I'm looking tomorrow at an attempt to get home through the snow and sleet that will be coming down as my local transit authority collapses around me. So of course my first thought was to try to make this a game! Here are my initial ideas - tell me if you think it makes even a reasonable amount of sense.
Goal: to get from work to home as the snow gradually shuts down the city
Board: A space marked "home" and a space marked "work." Maybe 1 per player, maybe all players live in the same apartment building and work in the same office. There are bus lines, express bus lines, and subways overlaid on a block by block picture of a city. Each bus/express/subway has one bus/train running on it at a time.
Every turn, all players choose how they want to move. They have "10 minutes" of game time to use. Walking a block takes 5 minutes, or they can go to a bus stop/subway station and wait for the bus/train (or stay on/get off a bus or train they were on). After all players have moved, the buses and trains move (buses move slowest, express buses next fastest, and subways move 1 stop per turn, regardless of the distance involved). Players may only exit buses or trains at a stop (although trains are never caught between stops). If a bus passes a stop with a player at it, that player may get on the bus; or if a bus passes a stop with a player on board, that player may get off.

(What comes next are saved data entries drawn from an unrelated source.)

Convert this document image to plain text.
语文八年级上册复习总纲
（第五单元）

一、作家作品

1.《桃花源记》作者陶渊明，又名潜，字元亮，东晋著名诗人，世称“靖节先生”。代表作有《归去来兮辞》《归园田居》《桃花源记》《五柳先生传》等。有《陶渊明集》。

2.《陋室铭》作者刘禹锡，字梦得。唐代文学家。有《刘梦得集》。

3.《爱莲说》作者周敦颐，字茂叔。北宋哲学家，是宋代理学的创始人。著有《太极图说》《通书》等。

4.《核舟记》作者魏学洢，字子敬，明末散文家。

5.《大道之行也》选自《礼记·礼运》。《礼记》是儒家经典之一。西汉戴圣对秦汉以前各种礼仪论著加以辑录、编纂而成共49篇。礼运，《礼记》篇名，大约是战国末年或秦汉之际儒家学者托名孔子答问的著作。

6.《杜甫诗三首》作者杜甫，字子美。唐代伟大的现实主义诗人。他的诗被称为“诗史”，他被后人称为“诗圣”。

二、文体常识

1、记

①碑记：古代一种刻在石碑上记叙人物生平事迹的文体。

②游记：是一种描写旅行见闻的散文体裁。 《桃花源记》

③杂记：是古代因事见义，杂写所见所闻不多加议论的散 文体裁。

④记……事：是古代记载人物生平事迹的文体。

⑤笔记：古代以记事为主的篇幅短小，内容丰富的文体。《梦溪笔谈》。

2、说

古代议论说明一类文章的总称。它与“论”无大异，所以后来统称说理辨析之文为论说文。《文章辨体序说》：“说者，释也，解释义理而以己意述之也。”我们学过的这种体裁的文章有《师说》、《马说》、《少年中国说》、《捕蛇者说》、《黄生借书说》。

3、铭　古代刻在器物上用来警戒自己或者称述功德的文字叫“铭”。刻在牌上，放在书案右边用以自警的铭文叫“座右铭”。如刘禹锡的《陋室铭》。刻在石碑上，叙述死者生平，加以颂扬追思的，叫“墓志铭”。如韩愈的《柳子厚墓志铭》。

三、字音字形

After all movement, a card is turned over from the event deck. It reports either a system failure (bus broken down or subway electric grid down), a system restored, or congestion. Most of the deck is congestion. Congestion specifies a major intersection; any bus reaching that intersection is stalled until the congestion is removed (by drawing the duplicate congestion card).
The winner is the player who arrives home first.